In addition, in the method for the manufacture silicon carbide substrate of the present embodiment, when carrying out chamfer machining, with reference to figure 4, preferably chamfered section is formed and made: if θ ° of expression is formed the chamfer angle in the chamfered section being connected with the first type surface 3A of the silicon planar side of substrate 3, and L mm represents the chamfering width in this chamfered section, θ/L is greater than 30 but be less than 200.Thus, can further suppress broken generation.
In addition,, in the method for the manufacture silicon carbide substrate of the present embodiment, when carrying out chamfer machining, with reference to figure 4, preferably chamfered section is formed and made: chamfer radius is not less than 0.1mm, but be not more than 0.3mm.Thus, can further suppress broken generation.It should be noted that O in Fig. 4 is illustrated in through the center of curvature in the cross section on the thickness direction of the silicon carbide substrate 3 of chamfer machining, that be formed on the curved surface at substrate outer surface place.
In addition, in the method for the manufacture silicon carbide substrate of the present embodiment, when carrying out chamfer machining, can in the region that comprises following outer surface of silicon carbide substrate 3, form chamfered section: this outer surface has concave shape at the first type surface 3A place of the silicon planar side of silicon carbide substrate 3.According to the method for the manufacture silicon carbide substrate in the present embodiment, even if may there is broken condition, also can suppress broken generation.
More specifically, the impact of the condition while depending on cutting blank 1 etc., can be deformed into various shapes by silicon carbide substrate 3.For example, when whole silicon carbide substrate 3 is deformed into arcuate shape as shown in Figure 5, preferably at least in the region that comprises following outer surface 3G, in (that is, each region alpha of the left and right sides of Fig. 5), form chamfered section: this outer surface 3G has concave shape at the first type surface 3A place of silicon planar side.In addition, when silicon carbide substrate 3 is deformed into wave shape as shown in Figure 6, preferably at least in comprising the region alpha of following outer surface 3G (that is, the region alpha in Fig. 6 left side), form chamfered section: this outer surface 3G has concave shape at the first type surface 3A place of silicon planar side.In this case, chamfered section not only can be formed on may occur in broken region alpha in Fig. 5 and 6, can also be formed in other regions that comprise outer surface 3G (, region along the outer surface 3G except region alpha), and chamfered section can be formed in the whole periphery that comprises region alpha.

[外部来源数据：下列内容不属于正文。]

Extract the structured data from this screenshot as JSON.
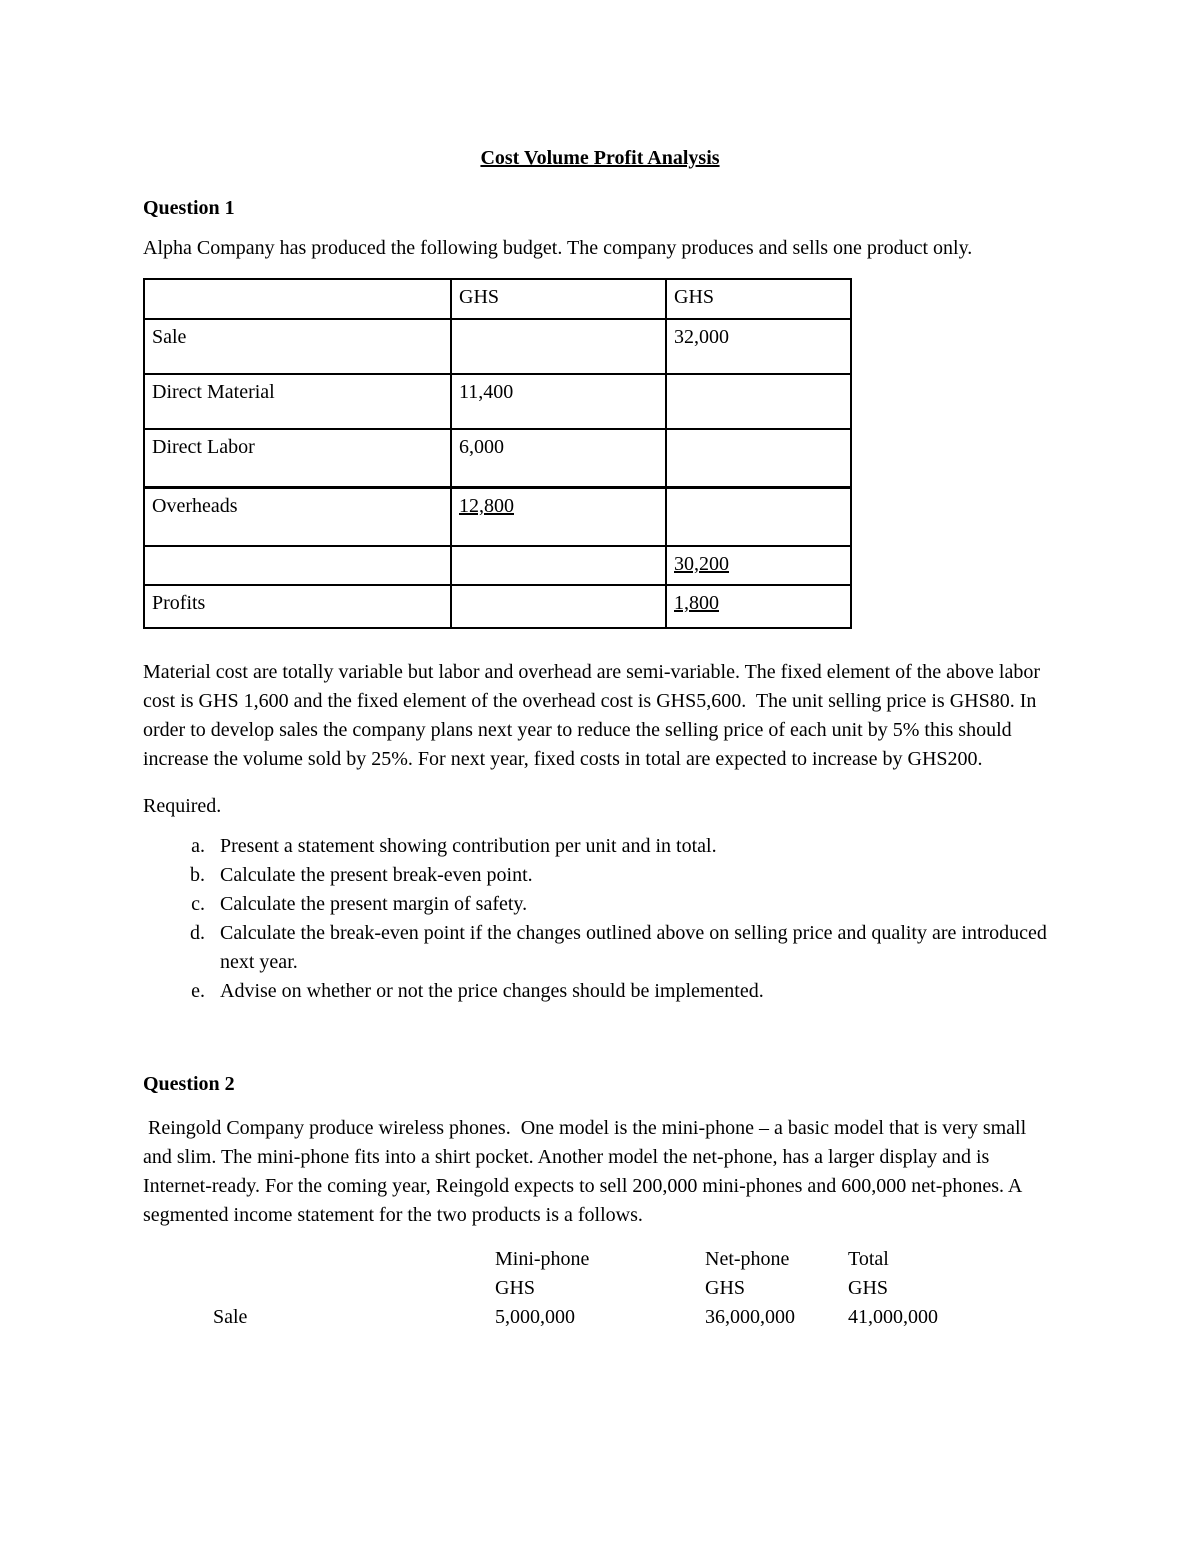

In addition,, in the method for the manufacture silicon carbide substrate of the present embodiment, when carrying out chamfer machining, preferably chamfered section is formed and made: in whole periphery, the excursion of chamfering width L is in 100 μ m.Thus, can reduce the warpage of silicon carbide substrate 3.
< example >
Test to investigate following relation:, when carrying out chamfer machining on silicon carbide substrate, the relation between the angle forming between board main and (0001) face and broken generation.The process of this experiment is as follows:
First, by method same as the previously described embodiments, prepare blank and cut into slices, to manufacture silicon carbide substrate.In this case, by this blank section, make the first type surface of the silicon planar side of silicon carbide substrate have the angle within the scope of 0 ° to 80 ° with respect to (0001) mask, that is, and from the deviation angle of (0001) face.In addition, three offset directions have been adopted, i.e. <10-10> direction, <11-20> direction and <31-10> direction.Then, on the silicon carbide substrate of manufacturing, carry out chamfer machining, to form the chamfered section of following shape:, there is the chamfering length L of chamfer angle θ, 0.2mm of 25 ° and the chamfer radius of 0.2mm.In addition, this chamfer machining has been used diamond abrasive grain to be of a size of the electro-deposition grinding stone of #600.After chamfer machining finishes, whether investigation there is fragmentation.Table 1 to table 3 shows experimental result.
[table 1]
[table 2]
[table 3]
As above table 1 is to shown in 3, irrelevant with offset direction, when the deviation angle from (0001) face is 0 ° and 5 °, there is fragmentation, and when from the deviation angle of (0001) face, be not less than 10 ° (more specifically, be not less than 10 ° but be not more than 80 °) time, do not occur broken.Therefore, can confirm, when carrying out chamfer machining on silicon carbide substrate, by the angle initialization forming between board main and (0001) face for being not less than 10 °, can suppress broken generation.
Should be appreciated that the embodiment disclosed herein and example are all illustrative and nonrestrictive every-way.Scope of the present invention is limited by the scheme of each claim, rather than is limited by above-mentioned explanation, and scope of the present invention is intended to comprise any modification falling in the scheme of claim and the scope of equivalent thereof.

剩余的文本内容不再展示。